From Graphs to Hypergraphs: Hypergraph Projection and its Reconstruction

Authors: Yanbang Wang, Jon Kleinberg

ICLR 2024 | Conference PDF | Archive PDF | Plain Text | LLM Run Details

Reproducibility Variable Result LLM Response
Research Type Experimental Our reconstruction method is evaluated on 8 real-world datasets under different settings, and exhibits consistently good performance.
Researcher Affiliation Academia Yanbang Wang, Jon Kleinberg Department of Computer Science, Cornell University {ywangdr,kleinberg}@cs.cornell.edu
Pseudocode Yes Algorithm 1 Optimize Clique Sampler
Open Source Code Yes Our code and data are available here. Our code and data can be downloaded from https://anonymous.4open.science/r/supervised_hypergraph_reconstruction-FD0B/README.md.
Open Datasets Yes We use 8 real-world datasets from various application domains. ... All source links and data can be found in submitted code. (e.g., Enron (Benson et al., 2018a))
Dataset Splits Yes To generate a training set and a query set, we follow two common standards to split the collection of hyperedges in each dataset: (1) For datasets that come in natural segments, such as DBLP and Enron whose hyperedges are timestamped, we follow their segments so that training and query contain two disjoint and roughly equal-sized sets of hyperedges. ... (2) For all the other datasets that lack natural segments, we randomly split the set of hyperedges into halves.

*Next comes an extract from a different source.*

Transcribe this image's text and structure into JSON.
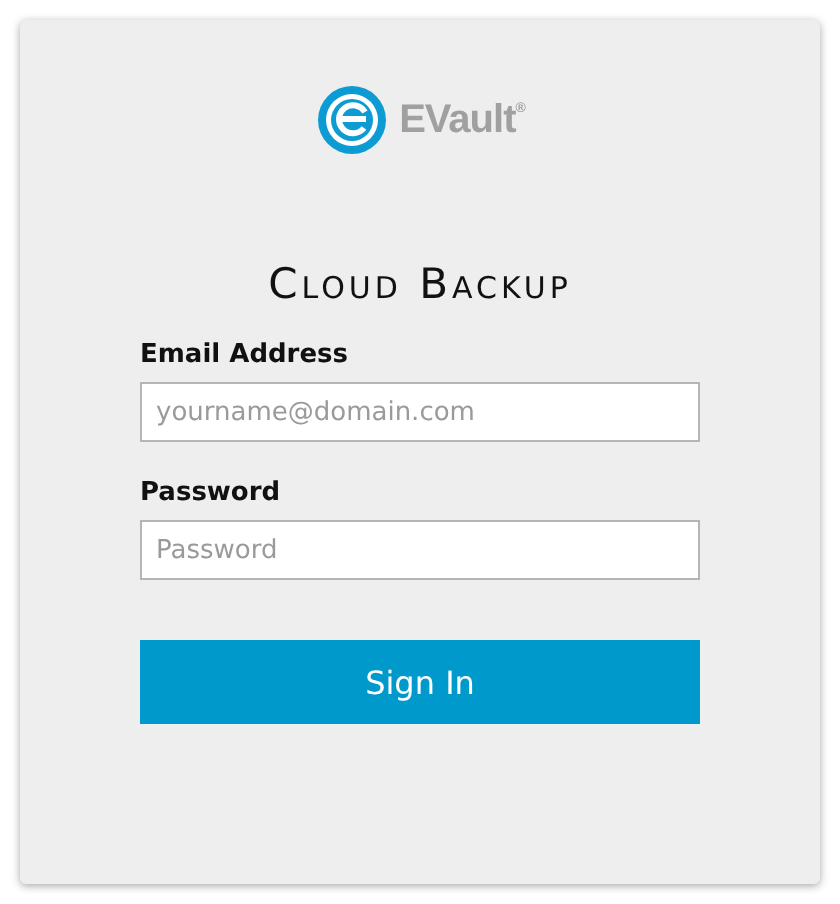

Regarding the tuning of β, we found the best β by training our model on 90% training data and evaluated on the rest 10% training data.
Hardware Specification Yes All experiments including model training are run on Intel Xeon Gold 6254 CPU @ 3.15GHz with 1.6TB Memory.

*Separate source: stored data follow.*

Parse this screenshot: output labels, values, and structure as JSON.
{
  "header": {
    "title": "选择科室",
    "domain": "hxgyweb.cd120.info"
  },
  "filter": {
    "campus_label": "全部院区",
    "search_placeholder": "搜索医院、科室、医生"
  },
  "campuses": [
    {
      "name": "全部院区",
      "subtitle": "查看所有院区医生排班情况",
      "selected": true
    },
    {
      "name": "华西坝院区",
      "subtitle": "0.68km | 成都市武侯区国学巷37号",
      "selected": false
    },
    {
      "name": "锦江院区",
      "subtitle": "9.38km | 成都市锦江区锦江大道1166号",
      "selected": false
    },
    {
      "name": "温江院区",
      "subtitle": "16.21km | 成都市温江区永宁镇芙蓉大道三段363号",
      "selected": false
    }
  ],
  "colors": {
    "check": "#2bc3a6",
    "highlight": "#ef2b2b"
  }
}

Software Dependencies No I did not find specific version numbers for key software components or libraries. The paper mentions 'optimize using Adam' and 'Bayesian-MDL s is written in C++, CMM in Matlab, and all other methods in Python' but lacks version details for these or other dependencies.
Experiment Setup Yes For models requiring back propagation, we use cross entropy loss and optimize using Adam for 2000 epochs and learning rate 0.0001. For CMM, we set the number of latent factors to 30. For Hyper SAGNN, we set the representation size to 64, window size to 10, walk length to 40, the number of walks per vertex to 10.